In 2011, total retail sales exceeded expectations and increased 7.3 percent, according to the Commerce Department. Retail CFOs are also growing more confident in the overall economic picture. While a majority (57 percent) expect to see a continuation of stagnant economic conditions in the near future, the number of CFOs forecasting an ongoing economic turnaround nearly tripled this year (32 percent, up from 11 percent in 2011).“Consumers proved resilient through back-to-school season, and that is fueling greater optimism for holiday sales results,” said Doug Hart, partner in the Retail and Consumer Product Practice at BDO USA, LLP. “But retailers aren’t counting their dollars just yet. Forecasts are cautious as retailers closely watch unemployment, election results and inventory levels - any of which could throw a wrench in holiday results.”
These findings are from the sixth-annual BDO Retail Compass Survey of CFOs, which examined the opinions of 100 chief financial officers at leading retailers located throughout the country. The retailers in the study were among the largest in the country, including 11 percent of the top 100 based on annual sales revenue. The survey was conducted in August and September of 2012.
Other major findings of the 2012 BDO Retail Compass Survey of CFOs:
- Positive Predictions for Comparable Store Sales. Retailers also expect better sales results this year for their stores open a year or more. With signs pointing towards a strong finish to the third quarter, nearly half of CFOs (48 percent) forecast an increase in comparable store sales for the second half of 2012, which includes holiday results. In total, CFOs forecast a 3.6 percent increase in comparable store sales for the second half of 2012, which is consistent with 2011 projections (3.5 percent). For all of 2012, retailers forecast a 4.1 percent increase in comparable store sales.
- Inventory Levels are Flat for 2012 Holidays. A majority (55 percent) of CFOs say they have maintained their inventory levels for the 2012 holiday season. While one-in-four say they increased their inventory, overall, CFOs project a flat increase of 1.1 percent over 2011 levels. Retailers remain divided about whether too much or insufficient inventory is the bigger risk to their holiday sales. Amid pressures to avoid heavy discounting and preserve margins, 58 percent of retailers say too much inventory is the greatest risk, a change from 2011 when a majority (53 percent) cited insufficient inventory as the bigger risk.

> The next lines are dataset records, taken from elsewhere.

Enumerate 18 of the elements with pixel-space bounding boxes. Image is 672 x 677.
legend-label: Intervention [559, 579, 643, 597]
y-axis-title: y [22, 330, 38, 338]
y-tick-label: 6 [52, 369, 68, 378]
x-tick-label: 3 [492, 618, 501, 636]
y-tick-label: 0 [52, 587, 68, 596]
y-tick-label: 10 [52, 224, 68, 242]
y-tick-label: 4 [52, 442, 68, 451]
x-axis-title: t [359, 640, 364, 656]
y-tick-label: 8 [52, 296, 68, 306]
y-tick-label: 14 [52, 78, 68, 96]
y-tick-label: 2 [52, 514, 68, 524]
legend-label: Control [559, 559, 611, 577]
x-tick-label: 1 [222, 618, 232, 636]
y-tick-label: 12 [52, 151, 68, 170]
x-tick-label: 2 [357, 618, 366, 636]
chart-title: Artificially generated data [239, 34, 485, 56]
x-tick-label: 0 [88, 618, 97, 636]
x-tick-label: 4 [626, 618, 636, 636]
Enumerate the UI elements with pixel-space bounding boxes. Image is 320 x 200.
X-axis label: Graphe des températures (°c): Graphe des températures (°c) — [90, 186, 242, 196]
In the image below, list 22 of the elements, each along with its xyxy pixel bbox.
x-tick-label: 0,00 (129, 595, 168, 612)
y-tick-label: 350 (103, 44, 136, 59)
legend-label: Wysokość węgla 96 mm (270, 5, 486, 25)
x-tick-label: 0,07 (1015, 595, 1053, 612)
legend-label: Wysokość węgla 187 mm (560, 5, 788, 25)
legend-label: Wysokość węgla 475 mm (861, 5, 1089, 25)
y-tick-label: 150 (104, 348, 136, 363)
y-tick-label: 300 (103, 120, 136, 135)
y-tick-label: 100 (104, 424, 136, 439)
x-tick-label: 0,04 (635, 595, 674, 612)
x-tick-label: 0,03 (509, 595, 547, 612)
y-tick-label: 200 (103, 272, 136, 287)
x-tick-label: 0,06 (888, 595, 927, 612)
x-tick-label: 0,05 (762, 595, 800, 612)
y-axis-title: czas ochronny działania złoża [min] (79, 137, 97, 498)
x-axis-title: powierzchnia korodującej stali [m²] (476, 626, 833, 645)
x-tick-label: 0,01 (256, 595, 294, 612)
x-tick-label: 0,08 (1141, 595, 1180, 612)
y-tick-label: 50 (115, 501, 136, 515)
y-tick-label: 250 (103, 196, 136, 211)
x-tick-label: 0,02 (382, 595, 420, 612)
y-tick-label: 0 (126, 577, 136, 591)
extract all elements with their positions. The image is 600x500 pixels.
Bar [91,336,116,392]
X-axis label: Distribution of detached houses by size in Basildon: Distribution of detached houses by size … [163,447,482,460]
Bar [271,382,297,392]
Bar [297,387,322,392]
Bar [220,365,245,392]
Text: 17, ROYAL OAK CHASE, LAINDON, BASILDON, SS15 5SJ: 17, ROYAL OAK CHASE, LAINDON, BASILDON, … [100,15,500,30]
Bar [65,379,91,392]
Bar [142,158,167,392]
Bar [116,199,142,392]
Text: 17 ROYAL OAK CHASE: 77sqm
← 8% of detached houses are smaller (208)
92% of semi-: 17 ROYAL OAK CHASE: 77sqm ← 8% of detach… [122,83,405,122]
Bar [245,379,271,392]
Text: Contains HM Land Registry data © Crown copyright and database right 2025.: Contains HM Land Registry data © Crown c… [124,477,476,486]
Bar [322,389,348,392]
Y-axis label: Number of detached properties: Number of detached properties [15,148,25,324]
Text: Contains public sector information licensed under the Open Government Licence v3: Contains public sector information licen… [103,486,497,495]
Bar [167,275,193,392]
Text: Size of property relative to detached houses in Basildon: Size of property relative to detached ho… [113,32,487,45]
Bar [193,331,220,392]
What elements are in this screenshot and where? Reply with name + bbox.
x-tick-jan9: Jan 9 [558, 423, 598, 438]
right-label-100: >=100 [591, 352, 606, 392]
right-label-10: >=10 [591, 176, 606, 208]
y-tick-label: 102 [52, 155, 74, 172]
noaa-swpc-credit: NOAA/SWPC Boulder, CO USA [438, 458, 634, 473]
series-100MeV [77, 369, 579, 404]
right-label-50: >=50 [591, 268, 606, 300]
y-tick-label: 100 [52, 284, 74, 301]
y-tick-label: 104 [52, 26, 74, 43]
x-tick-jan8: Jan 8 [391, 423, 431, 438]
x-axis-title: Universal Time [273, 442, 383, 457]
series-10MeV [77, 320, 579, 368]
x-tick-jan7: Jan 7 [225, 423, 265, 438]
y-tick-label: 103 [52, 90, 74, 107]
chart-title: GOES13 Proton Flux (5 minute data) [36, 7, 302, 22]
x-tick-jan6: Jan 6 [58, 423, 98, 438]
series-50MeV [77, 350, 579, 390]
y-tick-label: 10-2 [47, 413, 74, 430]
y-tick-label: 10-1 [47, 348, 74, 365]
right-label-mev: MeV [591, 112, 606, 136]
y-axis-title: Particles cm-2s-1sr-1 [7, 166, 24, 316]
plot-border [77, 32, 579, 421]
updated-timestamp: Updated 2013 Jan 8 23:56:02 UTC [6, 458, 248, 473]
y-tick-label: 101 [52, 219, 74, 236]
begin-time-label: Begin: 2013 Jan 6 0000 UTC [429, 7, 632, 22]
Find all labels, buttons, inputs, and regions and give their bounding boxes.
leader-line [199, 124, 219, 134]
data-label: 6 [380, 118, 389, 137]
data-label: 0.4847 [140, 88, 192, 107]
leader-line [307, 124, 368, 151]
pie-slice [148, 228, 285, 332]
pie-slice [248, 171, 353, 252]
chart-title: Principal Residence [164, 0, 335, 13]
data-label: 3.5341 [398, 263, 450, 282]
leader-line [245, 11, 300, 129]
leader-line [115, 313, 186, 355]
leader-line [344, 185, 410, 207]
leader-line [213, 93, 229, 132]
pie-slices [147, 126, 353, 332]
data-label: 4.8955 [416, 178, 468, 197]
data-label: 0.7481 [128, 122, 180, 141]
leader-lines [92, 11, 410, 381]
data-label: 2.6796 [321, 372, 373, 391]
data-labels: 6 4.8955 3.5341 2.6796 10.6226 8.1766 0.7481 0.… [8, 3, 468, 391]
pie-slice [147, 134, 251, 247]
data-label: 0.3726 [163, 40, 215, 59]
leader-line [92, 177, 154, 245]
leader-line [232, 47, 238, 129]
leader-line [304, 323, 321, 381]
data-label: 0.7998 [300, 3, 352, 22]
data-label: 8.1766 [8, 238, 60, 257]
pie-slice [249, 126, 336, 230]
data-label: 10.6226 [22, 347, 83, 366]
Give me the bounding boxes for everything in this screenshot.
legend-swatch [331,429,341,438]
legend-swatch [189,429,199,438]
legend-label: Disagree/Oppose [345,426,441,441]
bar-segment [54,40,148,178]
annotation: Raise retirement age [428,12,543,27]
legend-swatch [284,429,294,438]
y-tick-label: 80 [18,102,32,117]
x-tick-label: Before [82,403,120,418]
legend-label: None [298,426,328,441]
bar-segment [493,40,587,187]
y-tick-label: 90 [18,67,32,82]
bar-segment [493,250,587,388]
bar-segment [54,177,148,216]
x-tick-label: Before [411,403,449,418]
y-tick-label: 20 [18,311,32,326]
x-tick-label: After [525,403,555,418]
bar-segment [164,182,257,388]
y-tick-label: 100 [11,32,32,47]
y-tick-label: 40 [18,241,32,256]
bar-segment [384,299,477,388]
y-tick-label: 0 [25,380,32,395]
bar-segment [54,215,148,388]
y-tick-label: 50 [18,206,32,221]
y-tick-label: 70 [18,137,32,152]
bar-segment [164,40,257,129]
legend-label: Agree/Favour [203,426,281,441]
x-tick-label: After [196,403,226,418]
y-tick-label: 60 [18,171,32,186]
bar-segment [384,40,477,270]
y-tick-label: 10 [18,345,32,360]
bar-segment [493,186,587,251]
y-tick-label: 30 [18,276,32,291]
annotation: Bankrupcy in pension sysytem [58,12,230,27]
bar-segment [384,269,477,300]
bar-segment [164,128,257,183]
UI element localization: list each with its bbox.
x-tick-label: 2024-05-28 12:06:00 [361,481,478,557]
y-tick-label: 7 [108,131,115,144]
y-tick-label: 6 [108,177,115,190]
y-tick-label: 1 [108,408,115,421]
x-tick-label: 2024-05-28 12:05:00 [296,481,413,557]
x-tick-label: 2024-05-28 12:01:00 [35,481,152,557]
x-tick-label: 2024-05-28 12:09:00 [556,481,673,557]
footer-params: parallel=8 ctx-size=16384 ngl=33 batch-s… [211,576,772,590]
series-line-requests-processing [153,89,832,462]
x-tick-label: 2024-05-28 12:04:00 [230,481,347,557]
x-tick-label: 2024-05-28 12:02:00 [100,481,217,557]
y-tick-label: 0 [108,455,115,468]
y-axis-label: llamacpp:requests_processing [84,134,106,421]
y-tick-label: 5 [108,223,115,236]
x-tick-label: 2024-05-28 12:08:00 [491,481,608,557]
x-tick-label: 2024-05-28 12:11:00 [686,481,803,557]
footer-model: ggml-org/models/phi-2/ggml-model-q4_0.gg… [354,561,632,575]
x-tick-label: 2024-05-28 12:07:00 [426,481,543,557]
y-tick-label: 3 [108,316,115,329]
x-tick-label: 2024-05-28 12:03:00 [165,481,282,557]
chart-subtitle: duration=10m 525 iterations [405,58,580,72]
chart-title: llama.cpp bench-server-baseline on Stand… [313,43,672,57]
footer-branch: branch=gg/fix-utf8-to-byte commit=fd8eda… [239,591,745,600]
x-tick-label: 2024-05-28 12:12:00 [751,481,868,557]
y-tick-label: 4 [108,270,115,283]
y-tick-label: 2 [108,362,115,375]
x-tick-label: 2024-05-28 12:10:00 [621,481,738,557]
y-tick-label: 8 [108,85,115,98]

- Cost of Products Remains Top Threat to Margins. Inventory levels, however, are not the greatest threat to margins for most retailers in the remainder of 2012. Instead, the cost of products tops the list, with 40 percent of retail CFOs noting it as the primary threat. CFOs also cite logistics and transportation (18 percent) and store operating costs (17 percent) in addition to inventory levels and markdowns (17 percent). Among CFOs at the 100 largest retailers, however, 36 percent say inventory levels and markdowns are the top threat to margins, up from 25 percent in 2011. “Commodity costs may have stabilized, but price-conscious consumers are keeping retailers on their toes,” said Al Ferrara, partner and national director of the Retail and Consumer Product Practice at BDO. “This winter, meticulous inventory selection and promotion decisions will take center stage in the competition for holiday shoppers.”
- Unemployment Still Challenging Consumer Confidence. When asked which economic challenge has had the greatest impact on consumer confidence so far this year, 60 percent of CFOs say unemployment. Amid fluctuating jobless claims and an unemployment rate still above 8 percent, it’s no surprise that 41 percent of retailers say unemployment will have the most impact on consumer confidence during the remainder of 2012. As political tensions mount and Election Day draws near, another 29 percent point to the presidential race and its outcome as a major challenge. Retailers also say financial market volatility (15 percent), personal credit availability and debt levels (7 percent), a weak housing market (6 percent) and fuel prices (2 percent) will be top influencers of consumer confidence in the remainder of 2012.